БАРТО (участливо). Нет, правда, что с тобой? Какая муха тебя укусила?
ЧУКОВСКИЙ. Цокотуха.
Маршак и Барто смеются.
МАРШАК (потирая руки). Узнаю, давай по маленькой. (Разливает, выпивают.)
БАРТО. Хорошо сидим.
МАРШАК (закуривает, откидывается на спинку стула). Я вот ребята заметил, как только начинаешь пить с людьми тебе по духу не близкими…
БАРТО. Стаканы становятся склизкими.
МАРШАК. В точку. Именно склизкими. И весь мир противен.

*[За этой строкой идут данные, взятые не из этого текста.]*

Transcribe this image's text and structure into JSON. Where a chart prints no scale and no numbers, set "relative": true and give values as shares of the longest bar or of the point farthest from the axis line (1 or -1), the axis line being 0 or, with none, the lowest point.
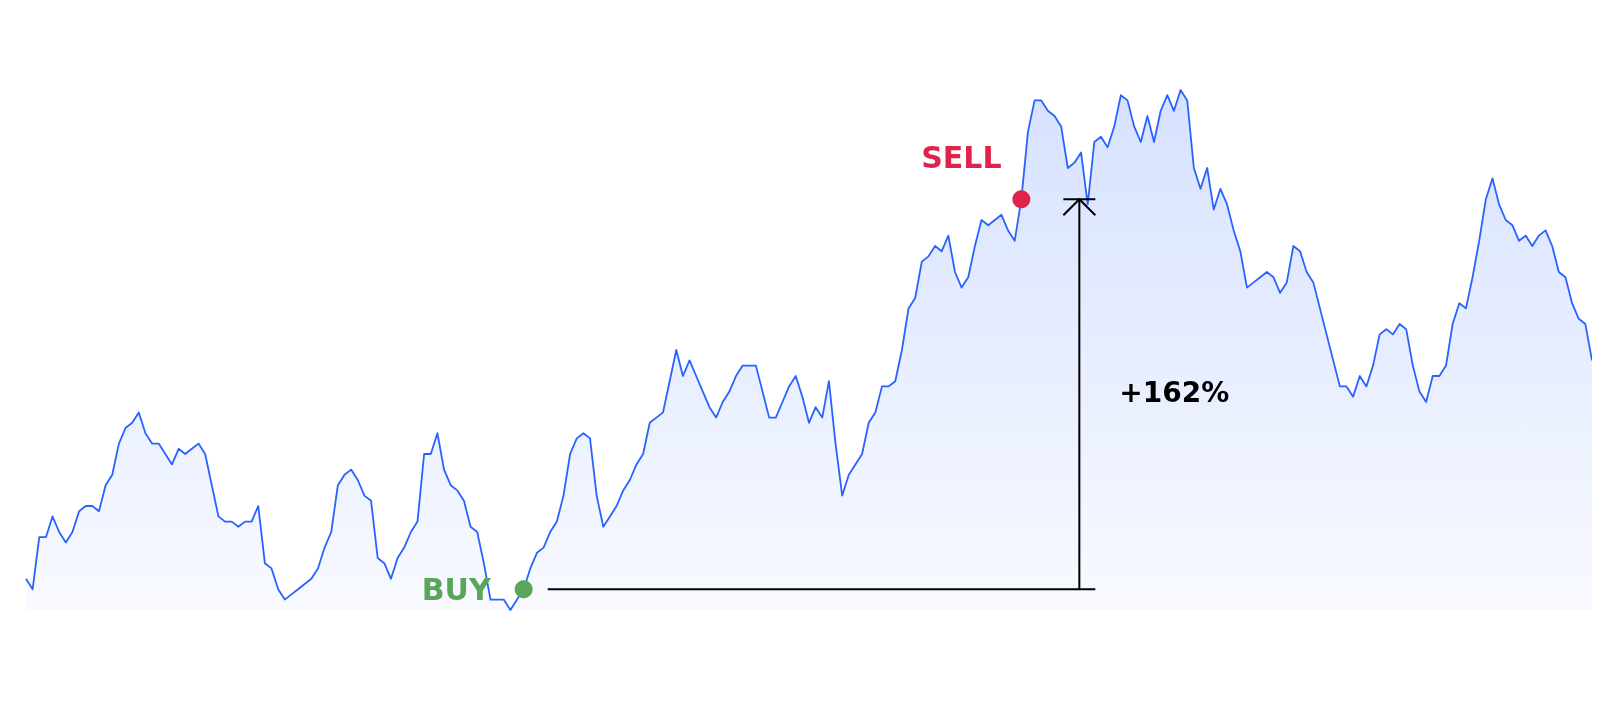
{
  "chart_data": {
    "type": "area",
    "relative": true,
    "color": "#2962ff",
    "categories": [
      null,
      null,
      null,
      null,
      null,
      null,
      null,
      null,
      null,
      null,
      null,
      null,
      null,
      null,
      null,
      null,
      null,
      null,
      null,
      null,
      null,
      null,
      null,
      null,
      null,
      null,
      null,
      null,
      null,
      null,
      null,
      null,
      null,
      null,
      null,
      null,
      null,
      null,
      null,
      null,
      null,
      null,
      null,
      null,
      null,
      null,
      null,
      null,
      null,
      null,
      null,
      null,
      null,
      null,
      null,
      null,
      null,
      null,
      null,
      null,
      null,
      null,
      null,
      null,
      null,
      null,
      null,
      null,
      null,
      null,
      null,
      null,
      null,
      null,
      null,
      null,
      null,
      null,
      null,
      null,
      null,
      null,
      null,
      null,
      null,
      null,
      null,
      null,
      null,
      null,
      null,
      null,
      null,
      null,
      null,
      null,
      null,
      null,
      null,
      null,
      null,
      null,
      null,
      null,
      null,
      null,
      null,
      null,
      null,
      null,
      null,
      null,
      null,
      null,
      null,
      null,
      null,
      null,
      null,
      null,
      null,
      null,
      null,
      null,
      null,
      null,
      null,
      null,
      null,
      null,
      null,
      null,
      null,
      null,
      null,
      null,
      null,
      null,
      null,
      null,
      null,
      null,
      null,
      null,
      null,
      null,
      null,
      null,
      null,
      null,
      null,
      null,
      null,
      null,
      null,
      null,
      null,
      null,
      null,
      null,
      null,
      null,
      null,
      null,
      null,
      null,
      null,
      null,
      null,
      null,
      null,
      null,
      null,
      null,
      null,
      null,
      null,
      null,
      null,
      null,
      null,
      null,
      null,
      null,
      null,
      null,
      null,
      null,
      null,
      null,
      null,
      null,
      null,
      null,
      null,
      null,
      null,
      null,
      null,
      null,
      null,
      null,
      null,
      null,
      null,
      null,
      null,
      null,
      null,
      null,
      null,
      null,
      null,
      null,
      null,
      null,
      null,
      null,
      null,
      null,
      null,
      null,
      null,
      null,
      null,
      null,
      null,
      null,
      null,
      null,
      null,
      null,
      null,
      null,
      null,
      null,
      null
    ],
    "values": [
      0.06,
      0.04,
      0.14,
      0.14,
      0.18,
      0.15,
      0.13,
      0.15,
      0.19,
      0.2,
      0.2,
      0.19,
      0.24,
      0.26,
      0.32,
      0.35,
      0.36,
      0.38,
      0.34,
      0.32,
      0.32,
      0.3,
      0.28,
      0.31,
      0.3,
      0.31,
      0.32,
      0.3,
      0.24,
      0.18,
      0.17,
      0.17,
      0.16,
      0.17,
      0.17,
      0.2,
      0.09,
      0.08,
      0.04,
      0.02,
      0.03,
      0.04,
      0.05,
      0.06,
      0.08,
      0.12,
      0.15,
      0.24,
      0.26,
      0.27,
      0.25,
      0.22,
      0.21,
      0.1,
      0.09,
      0.06,
      0.1,
      0.12,
      0.15,
      0.17,
      0.3,
      0.3,
      0.34,
      0.27,
      0.24,
      0.23,
      0.21,
      0.16,
      0.15,
      0.09,
      0.02,
      0.02,
      0.02,
      0.0,
      0.02,
      0.04,
      0.08,
      0.11,
      0.12,
      0.15,
      0.17,
      0.22,
      0.3,
      0.33,
      0.34,
      0.33,
      0.22,
      0.16,
      0.18,
      0.2,
      0.23,
      0.25,
      0.28,
      0.3,
      0.36,
      0.37,
      0.38,
      0.44,
      0.5,
      0.45,
      0.48,
      0.45,
      0.42,
      0.39,
      0.37,
      0.4,
      0.42,
      0.45,
      0.47,
      0.47,
      0.47,
      0.42,
      0.37,
      0.37,
      0.4,
      0.43,
      0.45,
      0.41,
      0.36,
      0.39,
      0.37,
      0.44,
      0.32,
      0.22,
      0.26,
      0.28,
      0.3,
      0.36,
      0.38,
      0.43,
      0.43,
      0.44,
      0.5,
      0.58,
      0.6,
      0.67,
      0.68,
      0.7,
      0.69,
      0.72,
      0.65,
      0.62,
      0.64,
      0.7,
      0.75,
      0.74,
      0.75,
      0.76,
      0.73,
      0.71,
      0.79,
      0.92,
      0.98,
      0.98,
      0.96,
      0.95,
      0.93,
      0.85,
      0.86,
      0.88,
      0.78,
      0.9,
      0.91,
      0.89,
      0.93,
      0.99,
      0.98,
      0.93,
      0.9,
      0.95,
      0.9,
      0.96,
      0.99,
      0.96,
      1.0,
      0.98,
      0.85,
      0.81,
      0.85,
      0.77,
      0.81,
      0.78,
      0.73,
      0.69,
      0.62,
      0.63,
      0.64,
      0.65,
      0.64,
      0.61,
      0.63,
      0.7,
      0.69,
      0.65,
      0.63,
      0.58,
      0.53,
      0.48,
      0.43,
      0.43,
      0.41,
      0.45,
      0.43,
      0.47,
      0.53,
      0.54,
      0.53,
      0.55,
      0.54,
      0.47,
      0.42,
      0.4,
      0.45,
      0.45,
      0.47,
      0.55,
      0.59,
      0.58,
      0.64,
      0.71,
      0.79,
      0.83,
      0.78,
      0.75,
      0.74,
      0.71,
      0.72,
      0.7,
      0.72,
      0.73,
      0.7,
      0.65,
      0.64,
      0.59,
      0.56,
      0.55,
      0.48
    ],
    "annotations": [
      "BUY",
      "SELL",
      "+162%"
    ]
  }
}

ЧУКОВСКИЙ. Америку открыл.
МАРШАК (встает, выпускает мощный клуб дыма). Я вот недавно был на встрече с читателями, новое читал, про армию, про колхоз, хорошо, надо сказать, читал. Так вот встает, значит, мужичок лет под пятьдесят и говорит: «А почему вы про евреев не пишите?» Я растерялся, что сказать не знаю, бумажку в руках комкаю, а все на меня уставились и ждут.
БАРТО. А ты че?
МАРШАК. А я подумал и говорю: как, мол, не пишу? Еще как пишу. Вот извольте:
Евреи жадно воплощают один
Нецелевой вопрос:
Зачем Господь их так отметил,
Как орден выдав длинный нос?
Зачем укутал их снегами,
Зачем по миру раскидал?
Затем, что этими дарами,
Он русских от беды спасал.
БАРТО. Здорово!
ЧУКОВСКИЙ (хмыкая). Сейчас придумал.
БАРТО. Правда?
МАРШАК. Ага.
БАРТО. Ах ты, врун подлый, разливай давай.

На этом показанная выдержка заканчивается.